Vorweg, ja ich studiere hier noch und bin nicht nur am Reisen. So habe ich mal wieder kleinere Tests für 10 Notenpunkte geschrieben und mit der Recherche für die Projektarbeit über Kraftsensoren begonnen. In einem Test, der in dem ich das 400 Seiten Skript gelesen habe, war ich überraschender Weise mit 8 von 10 Punkten Klassenbester. Das 400 Seiten Skript hatte daran aber meiner Meinung nicht so viel Anteil, eher ein glückliches Händchen im Ankreuzen. In weiteren zwei Wochen sind dann auch schon die „Mid Semester“ Examen. Überraschenderweise hat mit etwas Verspätung nun auch endlich unser Englischkurs begonnen. Der Kurs baut auf einer kanadischen Lernsoftware, die bisher zahlreiche Tiergeschichten behandelt, an deren Ende meist alle tot sind. Die Qualität, soweit man die nach drei Unterrichtsstunden bewerten kann, ist aber okay. Schade finde ich allerdings, dass hier amerikanisches und nicht britisches Englisch unterrichtet wird.

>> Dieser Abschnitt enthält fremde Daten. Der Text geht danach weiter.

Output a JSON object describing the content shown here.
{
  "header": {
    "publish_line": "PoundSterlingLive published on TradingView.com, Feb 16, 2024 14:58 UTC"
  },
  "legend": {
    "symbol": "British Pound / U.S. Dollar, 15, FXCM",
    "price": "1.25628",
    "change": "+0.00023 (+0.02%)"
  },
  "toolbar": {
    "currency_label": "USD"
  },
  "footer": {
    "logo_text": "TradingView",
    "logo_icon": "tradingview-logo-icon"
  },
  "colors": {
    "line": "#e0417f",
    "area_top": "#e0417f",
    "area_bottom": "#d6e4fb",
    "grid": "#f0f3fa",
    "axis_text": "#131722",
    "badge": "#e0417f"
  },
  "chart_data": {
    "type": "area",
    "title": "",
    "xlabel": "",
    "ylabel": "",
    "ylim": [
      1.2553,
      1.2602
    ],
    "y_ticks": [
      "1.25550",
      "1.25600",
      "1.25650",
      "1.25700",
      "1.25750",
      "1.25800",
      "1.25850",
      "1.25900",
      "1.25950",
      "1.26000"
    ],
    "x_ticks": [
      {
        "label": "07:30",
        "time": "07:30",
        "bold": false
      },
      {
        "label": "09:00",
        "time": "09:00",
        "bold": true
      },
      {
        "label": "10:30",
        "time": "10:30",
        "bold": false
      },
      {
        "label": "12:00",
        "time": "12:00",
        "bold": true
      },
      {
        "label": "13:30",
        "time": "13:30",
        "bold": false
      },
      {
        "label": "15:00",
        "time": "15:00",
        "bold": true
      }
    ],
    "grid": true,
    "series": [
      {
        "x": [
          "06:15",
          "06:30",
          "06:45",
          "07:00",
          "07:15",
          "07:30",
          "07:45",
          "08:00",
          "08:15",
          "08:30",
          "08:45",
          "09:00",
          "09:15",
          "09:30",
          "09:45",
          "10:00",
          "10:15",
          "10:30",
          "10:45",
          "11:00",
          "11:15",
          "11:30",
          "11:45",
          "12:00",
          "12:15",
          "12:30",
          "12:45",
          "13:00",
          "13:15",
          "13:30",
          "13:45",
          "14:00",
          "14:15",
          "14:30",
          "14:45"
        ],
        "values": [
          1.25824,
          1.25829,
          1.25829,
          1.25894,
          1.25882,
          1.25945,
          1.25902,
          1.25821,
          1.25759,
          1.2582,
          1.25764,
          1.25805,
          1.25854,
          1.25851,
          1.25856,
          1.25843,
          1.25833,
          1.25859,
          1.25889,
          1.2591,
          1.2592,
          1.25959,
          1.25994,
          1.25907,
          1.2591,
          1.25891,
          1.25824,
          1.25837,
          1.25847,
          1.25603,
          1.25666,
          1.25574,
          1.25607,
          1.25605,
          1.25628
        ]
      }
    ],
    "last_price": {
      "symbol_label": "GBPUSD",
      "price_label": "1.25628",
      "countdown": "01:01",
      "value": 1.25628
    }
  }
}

Nun zum Reisen in der einen Woche, wo mehr Feiertage als Vorlesungen waren. Zunächst galt es ja meinen Besuch aus Deutschland in Mumbai abzuholen. Dazu bin ich mit dem Zug von Pune nach Mumbai aufgebrochen. Die Zugfahrt war für sich mal wieder ein kleines Erlebnis. Die dritte Klasse mit Klimaanlage („3 AC“) ist vom Komfort absolut akzeptabel und vor allem die zahlreichen Reisebekanntschaften ließen die fast vier Stunden Fahrt für 150 km schnell vergehen. Randbemerkung: In den Zugtoiletten kann man die Gleise sehen und die Türen können während der Fahrt geöffnet währen, was einen wunderbaren Blick auf die Berge und zahlreichen Wasserfälle zur Monsunzeit zulässt. 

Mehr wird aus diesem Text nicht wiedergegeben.